Sufficiently clever improv actor with sufficiently complete encyclopedia will at some point become indistinguishable from actual experts, but LLMs are still far from that point in general. They can already be great at fooling non-experts though, like an actor that needs to be just factually-correct enough to be believable in their role.
It sounds like you agree then and its only a matter of the corpus at hand. An improv actor would be called a comedian if they tried to interpolate based on spotty context.
It’s a matter of the corpus at hand and the predictability of a human vs. a computer.
With more training and improved algorithms, the computer can reach a high rate of accurate “improvisation”, at which point it doesn’t matter if it’s improv or not.
My issue is with using improv to augment our mental models of LLMs, and I don’t agree that this is the end result. Taking this analogy too far misleads us about LLMs.
I think it's important to draw a line between the kind of madness and improvisation a human performs in these situations vs. an LLM.
While it's still very possible that the LLM spits out something entirely wrong, the reasons for this wrongness are going to be quite different than the reasons a human performing improv will improvise something - anything - that keeps the improvisation going.
The human is still fundamentally limited by the corpus of knowledge available to them, and by the limits of human cognition in processing all available information and generating a result.

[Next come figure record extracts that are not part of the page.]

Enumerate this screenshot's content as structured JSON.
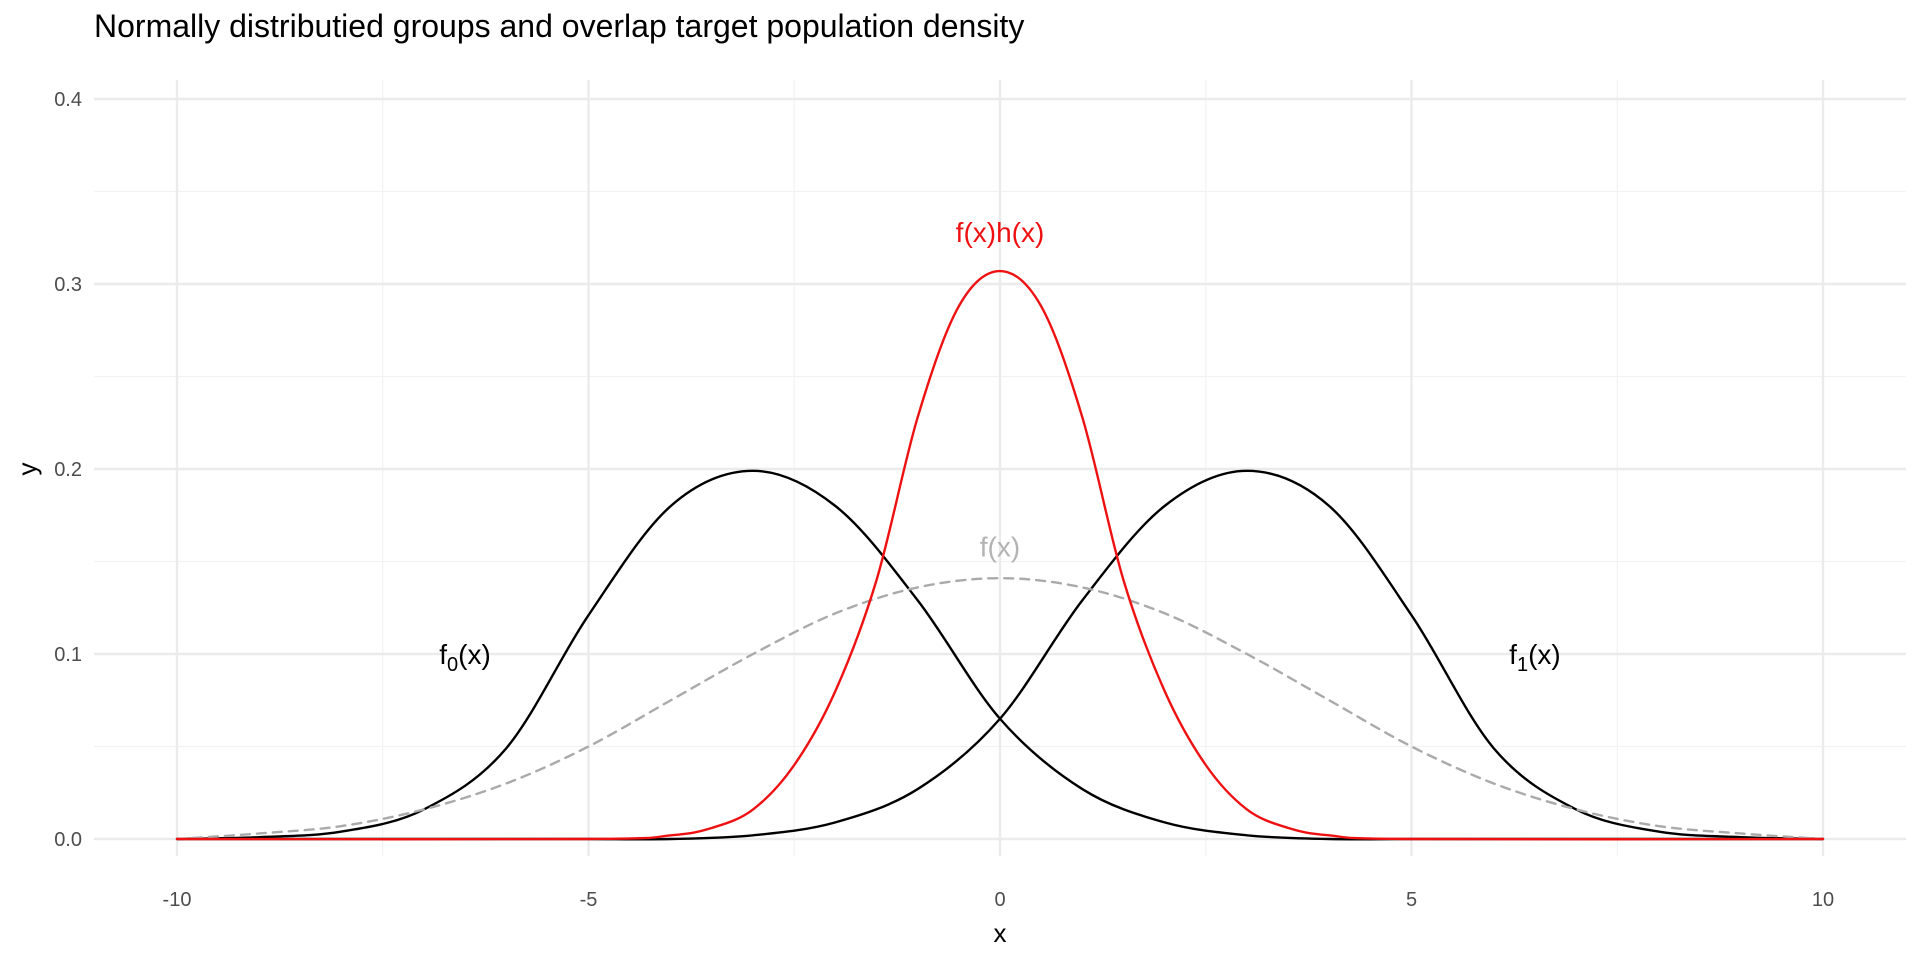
{
  "chart_data": {
    "type": "line",
    "title": "Normally distributied groups and overlap target population density",
    "xlabel": "x",
    "ylabel": "y",
    "xlim": [
      -10,
      10
    ],
    "ylim": [
      0,
      0.4
    ],
    "x_ticks": [
      -10,
      -5,
      0,
      5,
      10
    ],
    "x_tick_labels": [
      "-10",
      "-5",
      "0",
      "5",
      "10"
    ],
    "y_ticks": [
      0,
      0.1,
      0.2,
      0.3,
      0.4
    ],
    "y_tick_labels": [
      "0.0",
      "0.1",
      "0.2",
      "0.3",
      "0.4"
    ],
    "grid": true,
    "legend": "none",
    "series": [
      {
        "key": "f0",
        "style": "solid",
        "color": "#000000",
        "x": [
          -10,
          -9,
          -8,
          -7,
          -6,
          -5,
          -4,
          -3,
          -2,
          -1,
          0,
          1,
          2,
          3,
          4,
          5,
          6,
          7,
          8,
          9,
          10
        ],
        "values": [
          0.0,
          0.001,
          0.004,
          0.016,
          0.049,
          0.121,
          0.18,
          0.199,
          0.18,
          0.129,
          0.065,
          0.027,
          0.009,
          0.002,
          0.0,
          0.0,
          0.0,
          0.0,
          0.0,
          0.0,
          0.0
        ]
      },
      {
        "key": "f1",
        "style": "solid",
        "color": "#000000",
        "x": [
          -10,
          -9,
          -8,
          -7,
          -6,
          -5,
          -4,
          -3,
          -2,
          -1,
          0,
          1,
          2,
          3,
          4,
          5,
          6,
          7,
          8,
          9,
          10
        ],
        "values": [
          0.0,
          0.0,
          0.0,
          0.0,
          0.0,
          0.0,
          0.0,
          0.002,
          0.009,
          0.027,
          0.065,
          0.129,
          0.18,
          0.199,
          0.18,
          0.121,
          0.049,
          0.016,
          0.004,
          0.001,
          0.0
        ]
      },
      {
        "key": "f",
        "style": "dashed",
        "color": "#aaaaaa",
        "x": [
          -10,
          -9,
          -8,
          -7,
          -6,
          -5,
          -4,
          -3,
          -2,
          -1,
          0,
          1,
          2,
          3,
          4,
          5,
          6,
          7,
          8,
          9,
          10
        ],
        "values": [
          0.0,
          0.003,
          0.007,
          0.016,
          0.03,
          0.05,
          0.075,
          0.1,
          0.122,
          0.136,
          0.141,
          0.136,
          0.122,
          0.1,
          0.075,
          0.05,
          0.03,
          0.016,
          0.007,
          0.003,
          0.0
        ]
      },
      {
        "key": "fh",
        "style": "solid",
        "color": "#ee1111",
        "x": [
          -10,
          -5,
          -4,
          -3.5,
          -3,
          -2.5,
          -2,
          -1.5,
          -1,
          -0.5,
          0,
          0.5,
          1,
          1.5,
          2,
          2.5,
          3,
          3.5,
          4,
          5,
          10
        ],
        "values": [
          0.0,
          0.0,
          0.002,
          0.006,
          0.016,
          0.04,
          0.08,
          0.14,
          0.228,
          0.288,
          0.307,
          0.288,
          0.228,
          0.14,
          0.08,
          0.04,
          0.016,
          0.006,
          0.002,
          0.0,
          0.0
        ]
      }
    ],
    "annotations": [
      {
        "key": "f0",
        "base": "f",
        "sub": "0",
        "tail": "(x)",
        "x": -6.5,
        "y": 0.1,
        "color": "#000000"
      },
      {
        "key": "f1",
        "base": "f",
        "sub": "1",
        "tail": "(x)",
        "x": 6.5,
        "y": 0.1,
        "color": "#000000"
      },
      {
        "key": "f",
        "base": "f(x)",
        "sub": "",
        "tail": "",
        "x": 0,
        "y": 0.158,
        "color": "#b3b3b3"
      },
      {
        "key": "fh",
        "base": "f(x)h(x)",
        "sub": "",
        "tail": "",
        "x": 0,
        "y": 0.328,
        "color": "#ee1111"
      }
    ]
  }
}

While I think the general point of thinking of an LLM as improvising vs. Googling is interesting to consider, I don't think it gets us closer to a useful mental model. A good LLM is still going to be right about most of the things it "improvises", even though it doesn't "know" anything. The person doing improv is not concerned about saying things that are factually true, and is focused on dynamically generating a story or joke or narrative based only on the immediate context.
So while I do recognize some similarities, I don't think the similarities help us think about LLMs in a more useful way.